In deprived areas of developing countries, local residents have to travel very far to reach a hospital. They can’t even know how sick they truly are and whether they will recover after some treatment, because they can’t communicate with doctors properly.
M-Teresa is designed to resolve this inconvenience. By using a smart pad, photos can be taken of the injured part of the patient’s body and the patient’s voice is also recorded. The collected health data is delivered to a doctor in a city for medical collaboration. M-Teresa uses battery-powered smart pads so they can be used in regions where there is no electricity. It also offers localized services by supporting many different languages used in developing countries. IRM focused on interconnectivity, in particular.
This platform strictly conforms to healthcare-related standards, so that it can be integrated with other systems quickly and stably. This is our great strength. It is very complicated to connect two different systems if they do not follow the standards. Very few healthcare systems can run by themselves. Most systems need to be connected with existing ones for proper operation. So, interoperability is crucial element. We boast world-class interconnectivity, and we have no major problems in connecting with medical systems in any country.
Developing nations use their own respective medical appliances, including aid products from various countries and devices that have been in use for a long time, not being replaced with new ones. Given the mixture of different types of medical equipment, inter-connectivity is highly important. Medical information should be exchanged correctly, regardless of the type of equipment, so doctors can assess the patients’ conditions precisely and treat them properly.
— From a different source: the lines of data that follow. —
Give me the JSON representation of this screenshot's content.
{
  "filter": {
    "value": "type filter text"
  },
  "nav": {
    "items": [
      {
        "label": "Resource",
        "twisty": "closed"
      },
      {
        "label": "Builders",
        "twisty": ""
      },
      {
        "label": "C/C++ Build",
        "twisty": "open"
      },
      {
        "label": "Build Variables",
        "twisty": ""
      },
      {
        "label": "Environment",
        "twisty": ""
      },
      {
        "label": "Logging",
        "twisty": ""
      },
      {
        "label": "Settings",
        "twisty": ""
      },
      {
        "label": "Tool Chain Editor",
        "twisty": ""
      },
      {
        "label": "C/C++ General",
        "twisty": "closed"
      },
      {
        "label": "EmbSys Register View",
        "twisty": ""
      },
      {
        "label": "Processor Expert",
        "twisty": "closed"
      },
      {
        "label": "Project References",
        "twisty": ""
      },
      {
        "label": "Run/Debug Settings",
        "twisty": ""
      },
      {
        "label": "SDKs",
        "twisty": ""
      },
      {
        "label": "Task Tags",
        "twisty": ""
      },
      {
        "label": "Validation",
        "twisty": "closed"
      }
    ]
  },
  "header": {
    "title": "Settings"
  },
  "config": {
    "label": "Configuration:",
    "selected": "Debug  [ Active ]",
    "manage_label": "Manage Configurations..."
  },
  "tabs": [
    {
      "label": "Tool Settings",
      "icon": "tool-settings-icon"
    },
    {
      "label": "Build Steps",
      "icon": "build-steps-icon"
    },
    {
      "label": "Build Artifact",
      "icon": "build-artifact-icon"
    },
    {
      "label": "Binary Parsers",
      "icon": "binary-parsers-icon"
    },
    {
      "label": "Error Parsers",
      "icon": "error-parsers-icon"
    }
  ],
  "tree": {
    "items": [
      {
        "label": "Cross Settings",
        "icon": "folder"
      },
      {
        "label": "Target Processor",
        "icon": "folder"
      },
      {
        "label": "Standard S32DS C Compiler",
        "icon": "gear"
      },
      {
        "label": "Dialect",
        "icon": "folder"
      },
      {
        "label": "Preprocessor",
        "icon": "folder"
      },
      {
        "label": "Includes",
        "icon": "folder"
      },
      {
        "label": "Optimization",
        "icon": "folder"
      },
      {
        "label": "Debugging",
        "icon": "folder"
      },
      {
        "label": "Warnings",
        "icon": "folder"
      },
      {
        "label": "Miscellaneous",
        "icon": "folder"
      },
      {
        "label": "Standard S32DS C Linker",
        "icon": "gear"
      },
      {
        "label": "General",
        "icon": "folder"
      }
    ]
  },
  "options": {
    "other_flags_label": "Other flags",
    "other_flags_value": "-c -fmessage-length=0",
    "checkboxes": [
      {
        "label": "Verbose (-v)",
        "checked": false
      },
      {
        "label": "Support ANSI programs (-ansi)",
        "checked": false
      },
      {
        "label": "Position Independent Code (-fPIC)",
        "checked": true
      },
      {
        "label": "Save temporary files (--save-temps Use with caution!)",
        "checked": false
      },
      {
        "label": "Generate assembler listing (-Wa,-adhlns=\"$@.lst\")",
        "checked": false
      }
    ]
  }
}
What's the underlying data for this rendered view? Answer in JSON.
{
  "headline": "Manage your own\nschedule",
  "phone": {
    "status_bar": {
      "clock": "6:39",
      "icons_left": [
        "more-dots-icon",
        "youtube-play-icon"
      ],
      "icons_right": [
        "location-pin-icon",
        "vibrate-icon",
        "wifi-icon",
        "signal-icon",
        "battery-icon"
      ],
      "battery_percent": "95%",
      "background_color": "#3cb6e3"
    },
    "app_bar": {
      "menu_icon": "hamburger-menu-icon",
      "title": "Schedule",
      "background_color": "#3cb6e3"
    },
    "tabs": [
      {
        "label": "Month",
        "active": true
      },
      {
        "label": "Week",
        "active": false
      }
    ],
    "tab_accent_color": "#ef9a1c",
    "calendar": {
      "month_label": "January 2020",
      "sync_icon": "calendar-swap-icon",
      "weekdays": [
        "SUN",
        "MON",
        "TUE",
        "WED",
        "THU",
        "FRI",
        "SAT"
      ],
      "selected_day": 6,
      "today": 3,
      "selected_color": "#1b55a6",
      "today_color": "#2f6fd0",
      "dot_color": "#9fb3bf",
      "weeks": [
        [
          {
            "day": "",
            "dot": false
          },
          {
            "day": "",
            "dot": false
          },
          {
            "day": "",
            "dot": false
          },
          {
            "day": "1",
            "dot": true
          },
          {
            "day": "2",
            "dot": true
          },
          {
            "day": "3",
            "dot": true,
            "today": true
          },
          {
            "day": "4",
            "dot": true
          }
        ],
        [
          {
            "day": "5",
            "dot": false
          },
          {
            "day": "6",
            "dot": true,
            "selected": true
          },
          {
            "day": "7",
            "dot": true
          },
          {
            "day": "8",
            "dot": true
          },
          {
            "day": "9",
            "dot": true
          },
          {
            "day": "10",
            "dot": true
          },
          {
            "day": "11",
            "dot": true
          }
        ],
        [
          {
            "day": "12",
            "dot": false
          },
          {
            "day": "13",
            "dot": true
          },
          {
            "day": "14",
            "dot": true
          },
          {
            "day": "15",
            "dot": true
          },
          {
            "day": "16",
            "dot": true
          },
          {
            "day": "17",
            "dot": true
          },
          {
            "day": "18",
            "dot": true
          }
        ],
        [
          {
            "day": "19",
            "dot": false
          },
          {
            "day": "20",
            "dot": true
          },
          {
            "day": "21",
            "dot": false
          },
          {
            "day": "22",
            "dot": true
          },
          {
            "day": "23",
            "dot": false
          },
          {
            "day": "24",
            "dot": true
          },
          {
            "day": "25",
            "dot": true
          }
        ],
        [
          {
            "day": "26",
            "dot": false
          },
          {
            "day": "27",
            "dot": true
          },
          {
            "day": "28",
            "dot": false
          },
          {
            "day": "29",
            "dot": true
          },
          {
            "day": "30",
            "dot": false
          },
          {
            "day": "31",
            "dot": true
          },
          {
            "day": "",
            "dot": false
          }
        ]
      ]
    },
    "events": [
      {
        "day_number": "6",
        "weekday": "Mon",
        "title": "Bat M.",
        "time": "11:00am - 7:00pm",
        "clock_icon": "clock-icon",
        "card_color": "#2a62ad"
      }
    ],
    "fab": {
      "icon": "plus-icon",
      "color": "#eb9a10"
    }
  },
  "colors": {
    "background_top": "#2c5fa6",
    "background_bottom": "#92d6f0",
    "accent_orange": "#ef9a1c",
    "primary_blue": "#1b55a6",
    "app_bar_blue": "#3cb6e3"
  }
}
IRM complied with international medical standards such as IHE and HL7, although it was not obligatory. It was far from easy to develop products that conformed to international standards. But the company believed that the honest way would be the quickest way. It participated in international events every year to test interoperability of different systems. Now, the company cuts a conspicuous figure in the health information exchange project.
Our main business involves health information exchange. Formerly, there were limitations in sharing information on medical treatments between hospitals in South Korea. When a patient wanted to move from Clinic A to Clinic B, he or she had to duplicate a CD with medical images on it and print out relevant documents at Clinic A and bring them to Clinic B. But in 2017, the Ministry of Health and Welfare began to digitalize the work. Under the new system of health information exchange, patients don’t need to bring CDs or paper. Rather, health information is managed in the cloud and transmitted to another hospital right away. In the digitalization project, we’re working on the image part. This year, the government seeks to enable more than 4,000 local hospitals and clinics to share data based on international standards. I’m sure my company is the number one in the country, in terms of image-related technology needed for smart interconnectivity between hospitals.
IRM has worked hard to develop technology optimized for the health environment of developing countries. Here in South Korea, the company’s efforts are laying the groundwork for the health information exchange system.
The company has also been developing an E-health solution for older people in Europe for the last two years, in cooperation with 13 teams in five European countries.
IRM started its business with good intentions that it would help everyone use healthcare services conveniently. Indeed, it is contributing to improving the medical environment of the global community.